Q. What are your thoughts about advisors tweeting and blogging?
A. For most advisors, this should be avoided. This is what scares FINRA and most compliance departments. For advisors who do a lot of writing, they should check with their legal department and explain exactly what they plan to do. If they get permission, they will want to make certain that it’s in writing. Reading something like “Corporate Blogging for Dummies” is not something I’d recommend for advisors. FINRA is currently giving social media another look, but as it stands now there are simply too many legal ramifications for advisors who blog and tweet.
Q. If an advisor adopts a social media plan that involves COI branding through establishing the right connections, and marketing by orchestrating an introduction, how much time and attention needs to be devoted to monitoring all the connections?
A. That’s a great question. Ideally, I recommend advisors review their connections as the first thing they do every morning and then again in the evening. You can never be certain what has been posted, who has asked to be connected, and so on. This can happen during the day or at night, and people who use social media are on it constantly. I recognize this is a bit much for most advisors, but at a minimum, your social media plan should include daily maintenance—either morning or evening.

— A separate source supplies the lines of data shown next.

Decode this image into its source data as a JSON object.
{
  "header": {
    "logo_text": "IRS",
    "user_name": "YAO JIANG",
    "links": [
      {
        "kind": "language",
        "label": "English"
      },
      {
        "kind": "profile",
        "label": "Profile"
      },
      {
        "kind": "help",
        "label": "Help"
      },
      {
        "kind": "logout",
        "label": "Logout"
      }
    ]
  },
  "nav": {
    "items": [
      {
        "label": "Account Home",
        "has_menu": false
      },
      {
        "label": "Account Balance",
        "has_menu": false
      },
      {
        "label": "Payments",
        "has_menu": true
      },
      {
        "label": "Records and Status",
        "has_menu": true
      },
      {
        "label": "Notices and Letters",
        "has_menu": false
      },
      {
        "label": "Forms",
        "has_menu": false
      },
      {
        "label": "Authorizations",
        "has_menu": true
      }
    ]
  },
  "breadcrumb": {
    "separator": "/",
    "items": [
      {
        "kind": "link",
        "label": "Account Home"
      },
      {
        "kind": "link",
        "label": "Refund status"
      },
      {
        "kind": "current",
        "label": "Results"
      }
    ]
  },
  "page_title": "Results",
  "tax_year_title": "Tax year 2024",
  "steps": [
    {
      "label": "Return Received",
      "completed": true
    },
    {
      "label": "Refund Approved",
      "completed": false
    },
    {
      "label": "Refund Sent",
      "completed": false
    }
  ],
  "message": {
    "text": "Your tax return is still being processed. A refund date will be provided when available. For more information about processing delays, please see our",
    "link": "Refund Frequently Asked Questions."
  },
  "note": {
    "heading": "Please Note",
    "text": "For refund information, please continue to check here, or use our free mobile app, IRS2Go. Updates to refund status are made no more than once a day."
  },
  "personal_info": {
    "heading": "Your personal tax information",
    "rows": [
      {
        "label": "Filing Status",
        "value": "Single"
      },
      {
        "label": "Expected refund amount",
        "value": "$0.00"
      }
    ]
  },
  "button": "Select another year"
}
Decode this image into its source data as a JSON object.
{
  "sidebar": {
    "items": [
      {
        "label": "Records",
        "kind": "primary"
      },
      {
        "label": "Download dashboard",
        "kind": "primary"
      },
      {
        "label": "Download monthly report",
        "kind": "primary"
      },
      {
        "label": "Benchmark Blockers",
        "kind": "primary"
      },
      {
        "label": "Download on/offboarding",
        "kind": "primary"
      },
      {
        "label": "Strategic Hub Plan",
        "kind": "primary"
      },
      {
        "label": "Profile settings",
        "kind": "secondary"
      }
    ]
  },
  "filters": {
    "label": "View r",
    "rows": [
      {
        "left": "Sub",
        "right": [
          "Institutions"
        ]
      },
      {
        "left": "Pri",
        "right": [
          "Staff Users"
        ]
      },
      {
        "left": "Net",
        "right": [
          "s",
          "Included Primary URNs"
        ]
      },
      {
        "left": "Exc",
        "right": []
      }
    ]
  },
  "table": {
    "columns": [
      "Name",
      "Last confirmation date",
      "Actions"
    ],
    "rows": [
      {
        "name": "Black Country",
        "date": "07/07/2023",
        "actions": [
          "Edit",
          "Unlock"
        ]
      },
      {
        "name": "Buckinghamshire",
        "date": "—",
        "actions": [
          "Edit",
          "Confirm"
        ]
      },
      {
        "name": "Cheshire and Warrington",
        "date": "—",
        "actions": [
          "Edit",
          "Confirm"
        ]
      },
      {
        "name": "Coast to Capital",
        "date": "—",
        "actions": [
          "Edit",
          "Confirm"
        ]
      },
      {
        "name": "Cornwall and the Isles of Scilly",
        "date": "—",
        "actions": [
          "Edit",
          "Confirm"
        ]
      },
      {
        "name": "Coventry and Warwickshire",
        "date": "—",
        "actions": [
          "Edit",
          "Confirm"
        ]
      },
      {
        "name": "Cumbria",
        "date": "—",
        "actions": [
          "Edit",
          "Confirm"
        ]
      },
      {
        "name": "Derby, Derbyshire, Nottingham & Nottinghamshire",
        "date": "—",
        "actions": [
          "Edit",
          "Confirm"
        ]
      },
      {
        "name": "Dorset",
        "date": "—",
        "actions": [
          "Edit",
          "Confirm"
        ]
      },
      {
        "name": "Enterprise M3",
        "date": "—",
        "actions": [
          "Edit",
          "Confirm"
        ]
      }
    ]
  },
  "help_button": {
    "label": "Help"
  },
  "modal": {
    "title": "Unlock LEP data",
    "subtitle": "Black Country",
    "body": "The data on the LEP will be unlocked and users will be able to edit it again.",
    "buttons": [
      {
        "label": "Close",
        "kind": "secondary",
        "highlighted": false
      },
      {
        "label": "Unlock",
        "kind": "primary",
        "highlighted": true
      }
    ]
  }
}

As you begin to get a feeling for Kevin’s social media advice, everything appears to revolve around common sense. You want to adhere to the same communication guidelines you would use in any other communications medium. If you don’t want to see your communication on the front page of your local paper, if you don’t want an association you have with someone broadcast all over town, or if you don’t want to be associated with private information being broadcast to the world, stick to your plan and work it.
Also, any attempt at using social media as an infomercial for your practice (testimonials, etc.), will likely lead to being shut out of most affluent connections in your community. On the other hand, if your plan focuses on developing the right connections to be used very carefully, you’re likely to significantly expand your affluent connections.